Following our story, campaign organizers with VOPA began providing canvassers with an accurate information sheet that disclaimed any involvement by Equity Action, noting that the APOA is already set for the May ballot and that “the current petition being circulated by VOPA is not connected to the previous petition or the group circulating it.” That doesn’t mean the canvassers, who are getting paid a few bucks per signer, are not still telling fibs – videos shared with us since our Dec. 1 story show canvassers saying this campaign is needed because the APOA didn’t qualify, or that VOPA has no website because it wants to make the ballot first. (The site we reported on earlier at saferaustin.com was taken offline Friday afternoon, Dec. 2.)
It remains a mystery who exactly is behind VOPA and who is paying to collect signatures, but some clues have surfaced. Last week, we reported that a GOP-aligned consulting firm called Accelevate appeared to be running the field operations; several canvassers told us they were hired by Trent Pool, who is operations manager for Accelevate. This week, we heard from others who said they reported to Trent and Trey Pool, the CEO of Accelevate. When the Chronicle reached out to Accelevate for comment, we were asked to contact spokesperson John Egan by phone or email. Egan is also listed as the point of contact on the new fact sheet distributed to VOPA canvassers (with a different phone number than that provided by Accelevate). Egan has not responded to our inquiries at either number, at his email address provided to us, to emails sent to Accelevate, or to a different political consulting firm called Nasica Tactical, where Egan works as executive director.
Nasica Tactical is part of a larger consulting enterprise, Nasica Murphy, which has worked on high-profile Texas Republican campaigns. Local attorney Peter Kennedy, representing Equity Action (he’s also legal counsel to the Chronicle) sent a cease-and-desist letter to Egan over the improper use of the coalition’s name, which also puts Egan and Nasica Tactical on notice to preserve their files on this campaign should Equity Action pursue future legal action. The group has also filed a criminal complaint with the Travis County District Attorney’s Office, whose spokesperson confirmed the matter is under review.

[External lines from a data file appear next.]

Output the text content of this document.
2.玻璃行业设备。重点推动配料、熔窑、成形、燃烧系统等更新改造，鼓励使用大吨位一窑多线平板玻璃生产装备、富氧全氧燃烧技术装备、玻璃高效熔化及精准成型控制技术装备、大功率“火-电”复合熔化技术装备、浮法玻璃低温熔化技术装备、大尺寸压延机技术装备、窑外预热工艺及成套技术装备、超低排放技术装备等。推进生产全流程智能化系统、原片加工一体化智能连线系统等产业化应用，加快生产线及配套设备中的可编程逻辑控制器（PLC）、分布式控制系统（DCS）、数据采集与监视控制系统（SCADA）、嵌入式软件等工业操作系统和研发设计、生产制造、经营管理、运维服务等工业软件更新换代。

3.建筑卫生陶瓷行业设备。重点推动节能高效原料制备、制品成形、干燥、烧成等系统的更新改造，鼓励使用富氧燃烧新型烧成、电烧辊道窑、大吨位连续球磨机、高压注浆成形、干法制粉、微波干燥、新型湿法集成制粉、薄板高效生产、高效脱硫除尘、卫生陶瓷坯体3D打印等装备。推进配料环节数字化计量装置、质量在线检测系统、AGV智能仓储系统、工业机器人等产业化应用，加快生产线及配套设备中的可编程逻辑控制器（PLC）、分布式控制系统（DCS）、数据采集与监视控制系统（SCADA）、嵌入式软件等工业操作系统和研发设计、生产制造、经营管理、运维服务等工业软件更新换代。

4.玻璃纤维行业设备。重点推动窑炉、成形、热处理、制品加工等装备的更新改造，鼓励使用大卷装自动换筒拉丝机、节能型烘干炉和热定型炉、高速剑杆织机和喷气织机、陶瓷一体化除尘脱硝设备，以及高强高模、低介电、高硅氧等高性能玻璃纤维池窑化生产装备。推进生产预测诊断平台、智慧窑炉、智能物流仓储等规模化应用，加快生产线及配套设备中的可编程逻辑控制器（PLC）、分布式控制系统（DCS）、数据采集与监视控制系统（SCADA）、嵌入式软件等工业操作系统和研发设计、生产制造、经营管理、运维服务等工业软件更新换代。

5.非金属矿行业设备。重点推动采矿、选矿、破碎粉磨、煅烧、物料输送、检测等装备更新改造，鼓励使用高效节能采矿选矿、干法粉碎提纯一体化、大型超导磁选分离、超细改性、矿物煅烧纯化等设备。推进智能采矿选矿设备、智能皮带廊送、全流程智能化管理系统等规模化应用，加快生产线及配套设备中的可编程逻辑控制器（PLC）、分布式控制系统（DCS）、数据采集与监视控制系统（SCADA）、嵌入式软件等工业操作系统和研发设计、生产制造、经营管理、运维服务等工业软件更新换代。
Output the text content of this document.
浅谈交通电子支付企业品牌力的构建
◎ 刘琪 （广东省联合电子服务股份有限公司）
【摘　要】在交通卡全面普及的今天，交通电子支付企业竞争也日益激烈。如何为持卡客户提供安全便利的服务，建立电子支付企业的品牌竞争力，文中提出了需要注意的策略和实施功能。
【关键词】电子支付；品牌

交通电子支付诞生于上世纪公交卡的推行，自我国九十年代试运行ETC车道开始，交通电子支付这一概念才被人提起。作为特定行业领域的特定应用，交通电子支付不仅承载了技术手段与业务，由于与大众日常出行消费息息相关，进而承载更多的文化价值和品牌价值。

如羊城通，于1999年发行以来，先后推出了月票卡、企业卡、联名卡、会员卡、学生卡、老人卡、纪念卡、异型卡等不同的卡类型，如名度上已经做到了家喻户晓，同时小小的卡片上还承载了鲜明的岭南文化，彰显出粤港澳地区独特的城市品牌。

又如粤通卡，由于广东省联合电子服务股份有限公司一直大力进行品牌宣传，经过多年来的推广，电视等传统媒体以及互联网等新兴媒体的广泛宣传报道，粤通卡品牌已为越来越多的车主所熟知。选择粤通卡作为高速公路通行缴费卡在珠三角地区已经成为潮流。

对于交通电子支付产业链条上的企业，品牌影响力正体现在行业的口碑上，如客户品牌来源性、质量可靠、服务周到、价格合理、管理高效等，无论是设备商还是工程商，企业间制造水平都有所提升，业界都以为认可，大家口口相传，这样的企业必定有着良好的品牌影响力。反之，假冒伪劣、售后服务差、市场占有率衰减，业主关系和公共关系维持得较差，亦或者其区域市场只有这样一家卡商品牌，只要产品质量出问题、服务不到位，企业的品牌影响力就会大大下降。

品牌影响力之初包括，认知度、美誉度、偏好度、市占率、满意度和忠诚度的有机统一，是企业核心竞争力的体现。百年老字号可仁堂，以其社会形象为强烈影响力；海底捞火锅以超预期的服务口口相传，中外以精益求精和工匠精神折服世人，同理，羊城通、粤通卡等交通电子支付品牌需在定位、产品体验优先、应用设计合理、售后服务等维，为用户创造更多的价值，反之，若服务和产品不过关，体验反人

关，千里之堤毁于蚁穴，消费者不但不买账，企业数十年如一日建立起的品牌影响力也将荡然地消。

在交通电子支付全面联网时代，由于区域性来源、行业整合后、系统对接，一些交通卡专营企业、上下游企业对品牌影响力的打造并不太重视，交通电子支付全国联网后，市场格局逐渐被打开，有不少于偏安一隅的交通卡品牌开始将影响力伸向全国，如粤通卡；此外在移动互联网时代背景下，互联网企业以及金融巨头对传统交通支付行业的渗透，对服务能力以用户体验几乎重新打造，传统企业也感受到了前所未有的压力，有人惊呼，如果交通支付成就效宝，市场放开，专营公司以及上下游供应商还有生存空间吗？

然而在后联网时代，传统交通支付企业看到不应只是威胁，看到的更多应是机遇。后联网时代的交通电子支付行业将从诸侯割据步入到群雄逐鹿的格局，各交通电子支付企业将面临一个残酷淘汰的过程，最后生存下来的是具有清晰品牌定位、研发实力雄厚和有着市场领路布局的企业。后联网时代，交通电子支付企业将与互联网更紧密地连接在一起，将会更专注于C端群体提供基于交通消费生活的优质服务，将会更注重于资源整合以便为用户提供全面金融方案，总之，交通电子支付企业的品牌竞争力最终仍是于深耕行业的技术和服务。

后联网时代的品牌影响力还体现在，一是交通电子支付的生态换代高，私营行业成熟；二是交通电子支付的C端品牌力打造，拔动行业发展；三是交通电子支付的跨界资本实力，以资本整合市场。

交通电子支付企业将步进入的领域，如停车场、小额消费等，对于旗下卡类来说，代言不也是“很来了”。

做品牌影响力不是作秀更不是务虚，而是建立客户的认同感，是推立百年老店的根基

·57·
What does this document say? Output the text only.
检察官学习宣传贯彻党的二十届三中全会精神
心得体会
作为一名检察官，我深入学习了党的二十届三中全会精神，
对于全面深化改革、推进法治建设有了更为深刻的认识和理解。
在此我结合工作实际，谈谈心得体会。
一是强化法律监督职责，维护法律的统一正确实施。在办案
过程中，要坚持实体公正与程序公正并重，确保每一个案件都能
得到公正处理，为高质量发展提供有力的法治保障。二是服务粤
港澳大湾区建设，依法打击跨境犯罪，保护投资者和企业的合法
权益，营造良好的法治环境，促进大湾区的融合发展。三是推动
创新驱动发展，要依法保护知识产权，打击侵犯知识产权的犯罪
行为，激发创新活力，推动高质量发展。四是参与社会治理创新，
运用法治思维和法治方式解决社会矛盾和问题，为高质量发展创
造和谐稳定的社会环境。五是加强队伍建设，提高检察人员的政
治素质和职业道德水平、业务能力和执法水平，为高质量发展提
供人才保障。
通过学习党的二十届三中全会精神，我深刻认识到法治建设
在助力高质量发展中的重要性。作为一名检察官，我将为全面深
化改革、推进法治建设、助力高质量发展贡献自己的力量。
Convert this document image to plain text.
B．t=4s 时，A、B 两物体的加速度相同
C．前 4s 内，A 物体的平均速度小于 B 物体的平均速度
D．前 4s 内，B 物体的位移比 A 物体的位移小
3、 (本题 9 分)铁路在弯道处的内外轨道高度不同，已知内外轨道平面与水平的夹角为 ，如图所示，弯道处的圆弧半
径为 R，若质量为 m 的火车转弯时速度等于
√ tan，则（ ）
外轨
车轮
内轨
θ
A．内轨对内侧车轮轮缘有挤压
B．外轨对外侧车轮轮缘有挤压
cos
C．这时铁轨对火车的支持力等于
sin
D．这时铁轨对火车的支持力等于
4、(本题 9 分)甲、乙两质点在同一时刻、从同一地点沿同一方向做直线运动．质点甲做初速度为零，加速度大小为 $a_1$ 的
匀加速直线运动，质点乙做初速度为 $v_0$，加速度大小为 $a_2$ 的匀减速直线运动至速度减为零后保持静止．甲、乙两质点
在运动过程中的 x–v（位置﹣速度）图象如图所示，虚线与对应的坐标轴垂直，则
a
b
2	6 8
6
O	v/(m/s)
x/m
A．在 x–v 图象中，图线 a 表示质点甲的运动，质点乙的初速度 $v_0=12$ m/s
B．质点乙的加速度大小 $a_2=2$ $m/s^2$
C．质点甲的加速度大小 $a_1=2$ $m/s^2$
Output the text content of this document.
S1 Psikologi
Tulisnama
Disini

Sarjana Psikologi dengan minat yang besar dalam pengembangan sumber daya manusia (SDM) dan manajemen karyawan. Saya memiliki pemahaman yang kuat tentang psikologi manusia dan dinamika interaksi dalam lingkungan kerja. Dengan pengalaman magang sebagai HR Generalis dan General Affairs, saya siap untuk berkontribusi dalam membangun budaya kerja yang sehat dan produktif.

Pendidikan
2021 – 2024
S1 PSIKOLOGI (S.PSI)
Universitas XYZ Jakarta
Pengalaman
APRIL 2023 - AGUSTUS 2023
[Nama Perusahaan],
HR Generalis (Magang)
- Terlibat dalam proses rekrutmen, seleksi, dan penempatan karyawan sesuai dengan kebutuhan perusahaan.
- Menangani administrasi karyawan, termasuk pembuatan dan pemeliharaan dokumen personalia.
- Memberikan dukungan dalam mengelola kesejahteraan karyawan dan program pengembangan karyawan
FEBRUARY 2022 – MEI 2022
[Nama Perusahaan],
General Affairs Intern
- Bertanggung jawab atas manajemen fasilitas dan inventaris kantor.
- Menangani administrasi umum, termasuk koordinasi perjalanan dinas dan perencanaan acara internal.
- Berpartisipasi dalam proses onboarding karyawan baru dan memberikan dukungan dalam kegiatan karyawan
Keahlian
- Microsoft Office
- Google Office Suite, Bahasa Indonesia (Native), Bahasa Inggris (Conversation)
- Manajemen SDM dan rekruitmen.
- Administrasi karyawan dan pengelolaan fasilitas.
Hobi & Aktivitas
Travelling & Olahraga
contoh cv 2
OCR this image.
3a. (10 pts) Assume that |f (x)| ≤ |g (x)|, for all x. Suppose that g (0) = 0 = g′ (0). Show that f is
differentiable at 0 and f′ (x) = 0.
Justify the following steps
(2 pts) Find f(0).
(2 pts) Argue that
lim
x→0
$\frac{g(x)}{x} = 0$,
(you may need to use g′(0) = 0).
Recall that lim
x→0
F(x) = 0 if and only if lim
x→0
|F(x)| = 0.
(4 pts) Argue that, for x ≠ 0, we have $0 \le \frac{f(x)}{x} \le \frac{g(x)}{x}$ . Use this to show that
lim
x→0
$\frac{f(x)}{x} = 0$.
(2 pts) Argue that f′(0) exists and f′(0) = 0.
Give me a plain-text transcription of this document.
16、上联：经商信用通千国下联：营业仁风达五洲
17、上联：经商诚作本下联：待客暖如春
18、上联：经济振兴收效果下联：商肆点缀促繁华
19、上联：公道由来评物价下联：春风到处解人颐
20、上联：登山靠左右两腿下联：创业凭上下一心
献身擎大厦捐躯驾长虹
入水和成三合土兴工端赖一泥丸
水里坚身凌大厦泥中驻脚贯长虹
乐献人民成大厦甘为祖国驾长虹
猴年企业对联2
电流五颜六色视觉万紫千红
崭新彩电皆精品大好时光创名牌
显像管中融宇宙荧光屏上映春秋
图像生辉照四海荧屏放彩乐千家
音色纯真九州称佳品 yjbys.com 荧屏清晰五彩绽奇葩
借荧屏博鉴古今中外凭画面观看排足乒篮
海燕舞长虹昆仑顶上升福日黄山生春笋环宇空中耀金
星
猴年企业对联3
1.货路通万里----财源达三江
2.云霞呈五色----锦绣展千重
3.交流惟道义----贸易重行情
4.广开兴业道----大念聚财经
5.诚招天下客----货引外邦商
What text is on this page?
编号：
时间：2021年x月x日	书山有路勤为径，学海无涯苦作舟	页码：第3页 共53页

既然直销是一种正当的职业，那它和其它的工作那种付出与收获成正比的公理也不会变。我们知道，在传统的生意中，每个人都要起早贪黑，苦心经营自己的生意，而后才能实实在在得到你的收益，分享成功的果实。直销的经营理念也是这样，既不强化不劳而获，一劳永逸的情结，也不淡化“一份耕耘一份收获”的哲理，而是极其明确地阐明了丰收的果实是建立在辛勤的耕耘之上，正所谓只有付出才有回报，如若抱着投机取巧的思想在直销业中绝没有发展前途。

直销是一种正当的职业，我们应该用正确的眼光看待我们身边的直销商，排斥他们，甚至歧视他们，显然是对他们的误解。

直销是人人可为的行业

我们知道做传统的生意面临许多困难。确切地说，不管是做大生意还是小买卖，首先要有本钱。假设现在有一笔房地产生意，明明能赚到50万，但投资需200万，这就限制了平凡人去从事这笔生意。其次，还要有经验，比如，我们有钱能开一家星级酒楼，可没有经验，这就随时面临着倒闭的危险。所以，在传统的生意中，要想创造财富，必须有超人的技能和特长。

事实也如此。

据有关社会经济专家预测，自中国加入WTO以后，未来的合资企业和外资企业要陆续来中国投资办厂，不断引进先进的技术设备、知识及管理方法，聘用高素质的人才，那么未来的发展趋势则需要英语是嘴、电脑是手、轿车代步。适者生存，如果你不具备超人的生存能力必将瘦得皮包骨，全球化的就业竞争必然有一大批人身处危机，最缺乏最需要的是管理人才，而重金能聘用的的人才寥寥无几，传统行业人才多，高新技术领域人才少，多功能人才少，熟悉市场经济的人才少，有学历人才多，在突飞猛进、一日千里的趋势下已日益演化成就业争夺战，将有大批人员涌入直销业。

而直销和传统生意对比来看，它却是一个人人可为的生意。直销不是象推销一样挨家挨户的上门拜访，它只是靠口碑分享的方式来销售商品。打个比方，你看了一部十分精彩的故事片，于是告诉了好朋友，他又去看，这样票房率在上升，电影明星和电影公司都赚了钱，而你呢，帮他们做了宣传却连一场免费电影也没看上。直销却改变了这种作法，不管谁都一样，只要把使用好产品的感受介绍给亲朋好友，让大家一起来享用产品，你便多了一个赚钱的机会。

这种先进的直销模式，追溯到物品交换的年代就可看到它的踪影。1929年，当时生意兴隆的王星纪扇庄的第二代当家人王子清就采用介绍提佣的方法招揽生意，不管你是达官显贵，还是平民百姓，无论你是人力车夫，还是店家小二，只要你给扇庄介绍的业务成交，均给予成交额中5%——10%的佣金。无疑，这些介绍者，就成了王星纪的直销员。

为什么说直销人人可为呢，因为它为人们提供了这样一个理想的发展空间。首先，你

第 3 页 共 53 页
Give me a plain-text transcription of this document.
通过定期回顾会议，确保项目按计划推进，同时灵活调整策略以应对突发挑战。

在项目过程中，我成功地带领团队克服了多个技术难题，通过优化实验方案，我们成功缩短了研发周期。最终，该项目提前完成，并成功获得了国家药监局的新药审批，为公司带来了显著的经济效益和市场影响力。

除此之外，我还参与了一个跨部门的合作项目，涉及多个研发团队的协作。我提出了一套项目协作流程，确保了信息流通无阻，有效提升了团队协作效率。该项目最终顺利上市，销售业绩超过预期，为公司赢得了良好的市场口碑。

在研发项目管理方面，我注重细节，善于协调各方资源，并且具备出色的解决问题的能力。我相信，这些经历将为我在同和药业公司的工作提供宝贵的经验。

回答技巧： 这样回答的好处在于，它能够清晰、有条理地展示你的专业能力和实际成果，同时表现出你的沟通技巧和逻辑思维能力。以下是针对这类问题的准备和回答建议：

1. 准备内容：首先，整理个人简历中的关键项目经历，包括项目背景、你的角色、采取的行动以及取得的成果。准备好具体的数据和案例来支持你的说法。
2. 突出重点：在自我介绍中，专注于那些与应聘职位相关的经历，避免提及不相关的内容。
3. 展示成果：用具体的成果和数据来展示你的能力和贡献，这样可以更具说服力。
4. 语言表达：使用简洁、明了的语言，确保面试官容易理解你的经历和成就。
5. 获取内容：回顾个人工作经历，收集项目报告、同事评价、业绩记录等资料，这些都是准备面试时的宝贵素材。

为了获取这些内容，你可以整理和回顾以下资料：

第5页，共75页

So who hired Accelevate and Egan? The APA’s political action committee had apparently helped create the website; VOPA’s PAC paperwork, filed with the city on Nov. 2, lists James Wood as its treasurer. Initially, when we messaged him last week, he said he was sick but would be available to talk the following day. He then asked that we email questions. We did, but he did not respond. Tuesday, Dec. 6, we messaged him again asking if he’d like to talk, but he replied, “no thank you,” and as of press time, Dec. 7, has not responded to our emailed questions. Wood has notable connections to law enforcement. He works as a personal injury lawyer at his own firm, Line of Duty Law, which frequently represents cops hit by drunk drivers. The firm’s Instagram and Facebook pages are filled with posts featuring police officers (in his FB cover
photo, he’s posing with former APA President Ken Casaday), he’s listed as the vice president of the Police Activities League of Austin, and he’s married to Manor Police Chief Ryan Phipps.
Wood also appears to be close to Austin City Manager Spencer Cronk; sources told us they hang out frequently and a Facebook post shows that in April 2019, Wood and Phipps co-hosted a baby shower for Cronk and his husband, Brendan Bujold. There is no evidence to suggest Cronk has any involvement in the faux APOA campaign; in fact, the city’s Labor Relations Office is pushing for a meet and confer agreement with the Austin Police Association that would be quite different from the one called for in the new petition campaign. “The City Manager only became aware of the initiated petition after recent media reports,” a city spokesperson told us. “The Manager has made it clear he is committed to establishing and safeguarding police oversight provisions.”